С каждым шагом, с каждым мгновением прикосновения теплой руки из меня уходило все не мое, я чувствовал, как мне становится легко говорить и находить точные слова, как освобождаюсь от привычных, но, оказывается, чужих интонаций, понимаю, что именно сейчас мне нужно быть самим собой.
Я спешил говорить, сбивался, размышлял вслух. Хотелось видеть, что Анна меня понимает. Уже не смущаясь, я жадно и требовательно заглядывал в ее глаза, искал в коротких ответных словах удивление собою.
И, не умея больше откладывать встречу с близкой вокзальной суетой, неуверенно спросил:
— Скажи, на кого я похож?
Услыхал через короткий смешок:
— На клоуна. — Сразу же тревожно улыбнулась, тронула мое плечо. —  Не обижайся, прошу тебя. Я...
Ослепило и жгло.
“За что?!”
Анна тоже волновалась. Дышала по очереди на свои ладошки, что-то еще поспешно говорила и, как мне казалось, ждала прощения.
— Надо идти .
В короткой неловкости расставания я видел и запомнил печальное нежное лицо за пылью вагонного стекла, стремительные рывки черных стрелок на круглых вокзальных часах.
Я чувствовал, что смотрю на нее стиснув зубы. Часы торопили, я трудно решался, потом схватил приятеля, быстро потащил его к подземному переходу.
Анна отвела взгляд от окна, сказала что-то короткое в ответ на чей-то вопрос из глубины вагона, устало поправила черный платок .
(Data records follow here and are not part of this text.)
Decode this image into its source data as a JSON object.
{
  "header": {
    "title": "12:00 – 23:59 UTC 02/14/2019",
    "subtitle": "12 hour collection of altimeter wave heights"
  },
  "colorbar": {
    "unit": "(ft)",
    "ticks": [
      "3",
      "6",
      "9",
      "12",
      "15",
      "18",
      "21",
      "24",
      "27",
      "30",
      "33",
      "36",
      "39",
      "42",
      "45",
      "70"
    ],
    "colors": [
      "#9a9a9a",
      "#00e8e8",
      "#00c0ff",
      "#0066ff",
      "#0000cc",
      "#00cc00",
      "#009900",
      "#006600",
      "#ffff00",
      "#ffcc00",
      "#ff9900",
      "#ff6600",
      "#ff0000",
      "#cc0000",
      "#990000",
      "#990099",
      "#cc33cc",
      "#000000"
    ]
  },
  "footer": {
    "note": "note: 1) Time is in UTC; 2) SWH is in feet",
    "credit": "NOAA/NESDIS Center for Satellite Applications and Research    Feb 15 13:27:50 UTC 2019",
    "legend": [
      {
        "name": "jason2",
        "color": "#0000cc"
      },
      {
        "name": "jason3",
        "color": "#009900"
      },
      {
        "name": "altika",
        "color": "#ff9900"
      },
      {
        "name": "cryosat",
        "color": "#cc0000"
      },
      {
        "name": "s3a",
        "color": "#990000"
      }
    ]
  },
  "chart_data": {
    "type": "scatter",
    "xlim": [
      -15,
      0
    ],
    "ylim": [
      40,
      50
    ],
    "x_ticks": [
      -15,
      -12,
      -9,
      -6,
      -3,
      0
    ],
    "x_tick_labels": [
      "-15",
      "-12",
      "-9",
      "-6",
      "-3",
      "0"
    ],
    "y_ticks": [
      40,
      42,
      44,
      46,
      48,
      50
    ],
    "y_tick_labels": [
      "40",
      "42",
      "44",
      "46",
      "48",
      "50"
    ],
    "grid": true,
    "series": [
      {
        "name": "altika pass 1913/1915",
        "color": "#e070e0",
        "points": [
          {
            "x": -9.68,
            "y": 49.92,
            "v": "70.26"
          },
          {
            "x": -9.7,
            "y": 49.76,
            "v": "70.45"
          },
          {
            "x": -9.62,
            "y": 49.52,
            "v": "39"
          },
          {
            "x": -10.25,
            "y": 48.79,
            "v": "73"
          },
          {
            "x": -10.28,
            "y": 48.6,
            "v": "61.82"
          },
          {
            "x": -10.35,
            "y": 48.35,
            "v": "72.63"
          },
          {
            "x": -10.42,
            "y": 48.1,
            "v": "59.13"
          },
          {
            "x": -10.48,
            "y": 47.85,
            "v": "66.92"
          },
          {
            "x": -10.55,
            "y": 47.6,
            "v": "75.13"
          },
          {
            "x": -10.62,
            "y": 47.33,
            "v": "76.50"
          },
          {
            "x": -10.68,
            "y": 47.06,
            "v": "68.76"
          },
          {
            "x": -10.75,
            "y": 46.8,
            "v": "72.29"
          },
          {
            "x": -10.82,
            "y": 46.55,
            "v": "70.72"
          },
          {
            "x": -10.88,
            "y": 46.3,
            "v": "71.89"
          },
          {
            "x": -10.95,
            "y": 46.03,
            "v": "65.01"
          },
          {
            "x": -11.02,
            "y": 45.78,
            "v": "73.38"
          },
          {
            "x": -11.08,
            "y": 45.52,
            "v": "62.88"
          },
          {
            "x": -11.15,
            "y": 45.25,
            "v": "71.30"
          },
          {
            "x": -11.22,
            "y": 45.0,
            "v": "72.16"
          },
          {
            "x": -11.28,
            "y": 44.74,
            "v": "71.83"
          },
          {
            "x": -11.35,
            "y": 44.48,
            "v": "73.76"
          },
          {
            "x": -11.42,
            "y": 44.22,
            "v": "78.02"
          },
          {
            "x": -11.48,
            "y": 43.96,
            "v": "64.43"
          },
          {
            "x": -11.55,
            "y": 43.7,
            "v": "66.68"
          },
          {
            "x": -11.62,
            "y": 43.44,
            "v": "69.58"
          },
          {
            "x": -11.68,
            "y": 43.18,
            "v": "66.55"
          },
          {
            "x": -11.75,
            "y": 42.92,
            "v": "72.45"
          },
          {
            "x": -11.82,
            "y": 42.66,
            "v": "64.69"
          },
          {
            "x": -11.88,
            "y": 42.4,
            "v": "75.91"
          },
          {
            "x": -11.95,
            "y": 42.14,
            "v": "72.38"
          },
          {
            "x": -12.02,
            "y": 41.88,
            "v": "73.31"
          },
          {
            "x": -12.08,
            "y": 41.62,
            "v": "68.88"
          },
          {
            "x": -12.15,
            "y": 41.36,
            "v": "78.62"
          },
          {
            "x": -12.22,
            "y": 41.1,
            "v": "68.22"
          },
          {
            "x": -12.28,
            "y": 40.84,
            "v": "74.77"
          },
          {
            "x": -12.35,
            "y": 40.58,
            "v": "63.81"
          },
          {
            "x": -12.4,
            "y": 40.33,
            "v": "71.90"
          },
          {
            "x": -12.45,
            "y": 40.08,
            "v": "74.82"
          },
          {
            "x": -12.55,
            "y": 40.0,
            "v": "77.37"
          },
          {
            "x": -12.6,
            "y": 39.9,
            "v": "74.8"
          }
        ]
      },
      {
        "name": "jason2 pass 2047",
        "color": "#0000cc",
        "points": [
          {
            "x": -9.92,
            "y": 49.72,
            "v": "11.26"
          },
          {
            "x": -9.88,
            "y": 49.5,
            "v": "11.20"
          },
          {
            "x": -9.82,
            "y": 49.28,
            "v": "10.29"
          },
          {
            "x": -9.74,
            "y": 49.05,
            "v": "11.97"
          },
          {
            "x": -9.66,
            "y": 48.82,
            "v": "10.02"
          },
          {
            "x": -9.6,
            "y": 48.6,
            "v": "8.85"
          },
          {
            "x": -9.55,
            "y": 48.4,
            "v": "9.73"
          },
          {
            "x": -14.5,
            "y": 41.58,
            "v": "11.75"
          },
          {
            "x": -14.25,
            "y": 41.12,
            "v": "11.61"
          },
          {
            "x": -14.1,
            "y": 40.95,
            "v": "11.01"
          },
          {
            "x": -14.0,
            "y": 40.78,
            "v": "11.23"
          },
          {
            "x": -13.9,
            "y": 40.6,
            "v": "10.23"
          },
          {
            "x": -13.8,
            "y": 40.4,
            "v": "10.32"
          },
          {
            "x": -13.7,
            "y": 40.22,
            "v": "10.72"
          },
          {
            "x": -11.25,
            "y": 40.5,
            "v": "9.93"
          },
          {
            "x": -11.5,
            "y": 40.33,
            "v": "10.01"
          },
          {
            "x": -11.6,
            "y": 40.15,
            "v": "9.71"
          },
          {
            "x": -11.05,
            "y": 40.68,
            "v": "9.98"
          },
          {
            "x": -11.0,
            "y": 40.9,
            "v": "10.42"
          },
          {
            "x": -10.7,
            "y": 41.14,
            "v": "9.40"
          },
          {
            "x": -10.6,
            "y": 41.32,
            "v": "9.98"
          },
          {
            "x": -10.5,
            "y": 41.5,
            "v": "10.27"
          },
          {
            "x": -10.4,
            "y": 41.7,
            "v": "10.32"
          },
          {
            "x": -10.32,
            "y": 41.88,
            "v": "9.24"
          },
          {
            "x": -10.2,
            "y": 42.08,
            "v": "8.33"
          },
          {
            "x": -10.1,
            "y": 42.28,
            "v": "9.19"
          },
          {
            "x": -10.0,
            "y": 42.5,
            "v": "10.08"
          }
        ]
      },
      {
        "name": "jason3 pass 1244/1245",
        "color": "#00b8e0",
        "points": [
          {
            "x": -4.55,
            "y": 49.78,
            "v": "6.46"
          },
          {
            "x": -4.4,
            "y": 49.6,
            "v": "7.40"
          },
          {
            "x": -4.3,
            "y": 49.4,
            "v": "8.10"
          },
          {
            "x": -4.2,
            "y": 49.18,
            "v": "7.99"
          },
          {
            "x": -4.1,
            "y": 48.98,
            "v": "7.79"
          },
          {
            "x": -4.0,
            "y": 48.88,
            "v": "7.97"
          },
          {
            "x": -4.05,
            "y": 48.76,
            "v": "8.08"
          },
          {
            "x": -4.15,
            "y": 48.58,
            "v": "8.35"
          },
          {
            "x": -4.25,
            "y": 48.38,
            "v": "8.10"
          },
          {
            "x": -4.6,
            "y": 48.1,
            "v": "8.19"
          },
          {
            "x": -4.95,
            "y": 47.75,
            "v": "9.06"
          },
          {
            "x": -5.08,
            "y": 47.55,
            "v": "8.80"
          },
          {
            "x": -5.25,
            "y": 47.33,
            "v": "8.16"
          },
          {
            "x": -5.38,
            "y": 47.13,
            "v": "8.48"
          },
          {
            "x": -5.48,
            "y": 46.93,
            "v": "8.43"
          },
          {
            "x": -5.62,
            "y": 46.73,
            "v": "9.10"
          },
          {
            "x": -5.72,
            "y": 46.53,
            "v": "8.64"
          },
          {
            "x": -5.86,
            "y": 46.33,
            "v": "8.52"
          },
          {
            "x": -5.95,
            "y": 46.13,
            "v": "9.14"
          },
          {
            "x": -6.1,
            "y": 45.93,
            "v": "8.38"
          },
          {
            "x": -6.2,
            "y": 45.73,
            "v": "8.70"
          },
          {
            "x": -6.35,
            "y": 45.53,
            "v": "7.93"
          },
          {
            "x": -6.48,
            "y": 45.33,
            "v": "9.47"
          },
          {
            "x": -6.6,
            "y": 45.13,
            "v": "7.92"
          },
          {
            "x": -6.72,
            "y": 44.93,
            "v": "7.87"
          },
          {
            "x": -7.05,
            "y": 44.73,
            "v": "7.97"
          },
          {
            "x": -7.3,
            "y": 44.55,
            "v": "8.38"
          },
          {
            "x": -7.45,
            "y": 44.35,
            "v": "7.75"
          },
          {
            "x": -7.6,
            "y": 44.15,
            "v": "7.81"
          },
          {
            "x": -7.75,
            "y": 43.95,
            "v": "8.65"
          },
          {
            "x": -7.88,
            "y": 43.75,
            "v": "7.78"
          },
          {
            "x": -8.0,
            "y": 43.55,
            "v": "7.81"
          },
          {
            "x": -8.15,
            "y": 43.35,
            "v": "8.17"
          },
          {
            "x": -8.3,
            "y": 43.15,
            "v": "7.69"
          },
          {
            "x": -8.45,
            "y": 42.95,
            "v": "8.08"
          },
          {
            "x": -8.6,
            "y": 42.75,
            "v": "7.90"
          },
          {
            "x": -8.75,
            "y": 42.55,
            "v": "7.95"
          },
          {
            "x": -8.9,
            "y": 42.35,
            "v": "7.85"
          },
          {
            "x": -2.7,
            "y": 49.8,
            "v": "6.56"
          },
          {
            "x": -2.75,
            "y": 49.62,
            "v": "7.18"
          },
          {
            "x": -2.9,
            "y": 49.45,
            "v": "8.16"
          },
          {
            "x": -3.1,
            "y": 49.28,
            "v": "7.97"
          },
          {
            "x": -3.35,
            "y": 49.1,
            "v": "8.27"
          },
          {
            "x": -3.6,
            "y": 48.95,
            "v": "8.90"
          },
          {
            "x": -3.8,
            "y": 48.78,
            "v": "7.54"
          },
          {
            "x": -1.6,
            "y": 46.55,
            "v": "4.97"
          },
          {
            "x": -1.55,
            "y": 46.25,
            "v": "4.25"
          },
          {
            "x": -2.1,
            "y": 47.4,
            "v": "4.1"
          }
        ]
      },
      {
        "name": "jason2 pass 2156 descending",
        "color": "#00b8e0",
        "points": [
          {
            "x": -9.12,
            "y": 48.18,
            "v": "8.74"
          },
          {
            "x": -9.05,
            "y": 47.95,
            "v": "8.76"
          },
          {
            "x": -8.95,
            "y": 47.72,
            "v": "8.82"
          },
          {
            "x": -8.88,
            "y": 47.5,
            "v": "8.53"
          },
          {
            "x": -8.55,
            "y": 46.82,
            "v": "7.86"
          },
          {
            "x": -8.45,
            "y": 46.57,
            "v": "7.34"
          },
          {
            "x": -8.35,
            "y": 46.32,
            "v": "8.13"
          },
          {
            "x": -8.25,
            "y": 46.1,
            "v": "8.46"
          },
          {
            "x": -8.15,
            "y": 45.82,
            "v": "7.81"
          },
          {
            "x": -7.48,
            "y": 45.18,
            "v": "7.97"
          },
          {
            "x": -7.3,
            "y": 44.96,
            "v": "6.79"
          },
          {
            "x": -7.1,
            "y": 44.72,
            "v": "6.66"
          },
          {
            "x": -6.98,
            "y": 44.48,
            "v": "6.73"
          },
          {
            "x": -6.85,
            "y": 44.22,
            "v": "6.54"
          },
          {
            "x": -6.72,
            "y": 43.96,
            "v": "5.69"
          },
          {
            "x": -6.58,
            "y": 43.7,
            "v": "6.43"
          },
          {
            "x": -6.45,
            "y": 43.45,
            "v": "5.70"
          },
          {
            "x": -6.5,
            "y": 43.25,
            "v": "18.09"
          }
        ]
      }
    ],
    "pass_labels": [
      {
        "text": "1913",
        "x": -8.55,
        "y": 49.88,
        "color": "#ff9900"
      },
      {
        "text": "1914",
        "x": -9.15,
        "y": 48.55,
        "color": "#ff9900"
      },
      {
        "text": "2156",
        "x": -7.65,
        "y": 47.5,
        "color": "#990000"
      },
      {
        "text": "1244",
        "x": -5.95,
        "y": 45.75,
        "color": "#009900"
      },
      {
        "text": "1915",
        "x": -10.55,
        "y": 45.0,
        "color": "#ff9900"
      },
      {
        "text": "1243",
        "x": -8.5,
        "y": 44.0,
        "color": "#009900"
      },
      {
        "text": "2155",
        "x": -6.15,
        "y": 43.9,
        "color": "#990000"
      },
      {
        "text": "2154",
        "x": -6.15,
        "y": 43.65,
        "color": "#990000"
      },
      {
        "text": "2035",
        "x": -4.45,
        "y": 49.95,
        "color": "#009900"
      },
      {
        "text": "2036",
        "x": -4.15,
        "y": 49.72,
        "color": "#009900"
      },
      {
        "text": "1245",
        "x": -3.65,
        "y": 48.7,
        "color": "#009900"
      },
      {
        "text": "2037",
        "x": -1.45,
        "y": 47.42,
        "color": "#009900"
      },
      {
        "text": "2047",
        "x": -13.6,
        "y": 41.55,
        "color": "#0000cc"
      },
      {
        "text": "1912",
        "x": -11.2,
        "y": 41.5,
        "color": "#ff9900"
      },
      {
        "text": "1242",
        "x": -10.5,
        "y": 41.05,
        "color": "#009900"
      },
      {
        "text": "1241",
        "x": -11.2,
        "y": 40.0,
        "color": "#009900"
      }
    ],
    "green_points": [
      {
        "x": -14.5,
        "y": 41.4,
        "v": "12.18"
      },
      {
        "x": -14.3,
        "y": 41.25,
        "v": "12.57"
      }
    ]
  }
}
После сумасшедшего бега от железнодорожных касс до перрона я задыхался.
— Вот... мы едем с вами! В ваш город, в одном вагоне. Вы разрешите?
Я не ждал никакого другого ответа, кроме восхищенного согласия, с торжеством улыбался, приятель скучал позади меня, в проеме двери купе, недовольно рассматривая свои форменные перчатки.
— Нет.
Почему она тогда так испугалась?
— Уходи. Уходи, прошу тебя, не надо...
Поезд тронулся, и мы с приятелем, выбрав медленный момент, прыгали на пыльную насыпь уже на самой окраине города.
В глухом сумраке тамбура Анна протянула мне спешно оторванную бумажную полоску с адресом и прошептала:
— Ты, наверно, не приедешь...
Я искал. Быть может, именно тогда я и понял, что наивность и упрямство, соединившись, имеют право называться любовью.
Адрес сохранился только наполовину: “...27-4, Анна Маро” .
...Я часто, как только мог, приезжал в ее город, каждый раз с жадностью узнавая его очередные кварталы, беспокоил многих незнакомых людей, с надеждой вслушивался в голоса, оборачивался на точно такой же удивительный смех.
В те юные времена, в недолгие свои отпуска, точно и рискованно рассчитывая пересадки на дальних вокзалах, я врывался на несколько часов в город Анны, бродил по его улицам, трепал толстые телефонные книги, с отчаянием спрашивал о ней добрых прохожих...
Ошибаясь все эти годы, я останавливал похожих женщин на улицах других приморских городов, несколько раз безуспешно мчался по адресам, которые мне указывали справочные службы.
Я искал мою Анну.
Каждая осень была для меня каштановой, такой же, как и та, солнечной и ярко-желтой.
В городах становилось тогда тесно и пусто.
И только просторы океана ненадолго успокаивали меня... .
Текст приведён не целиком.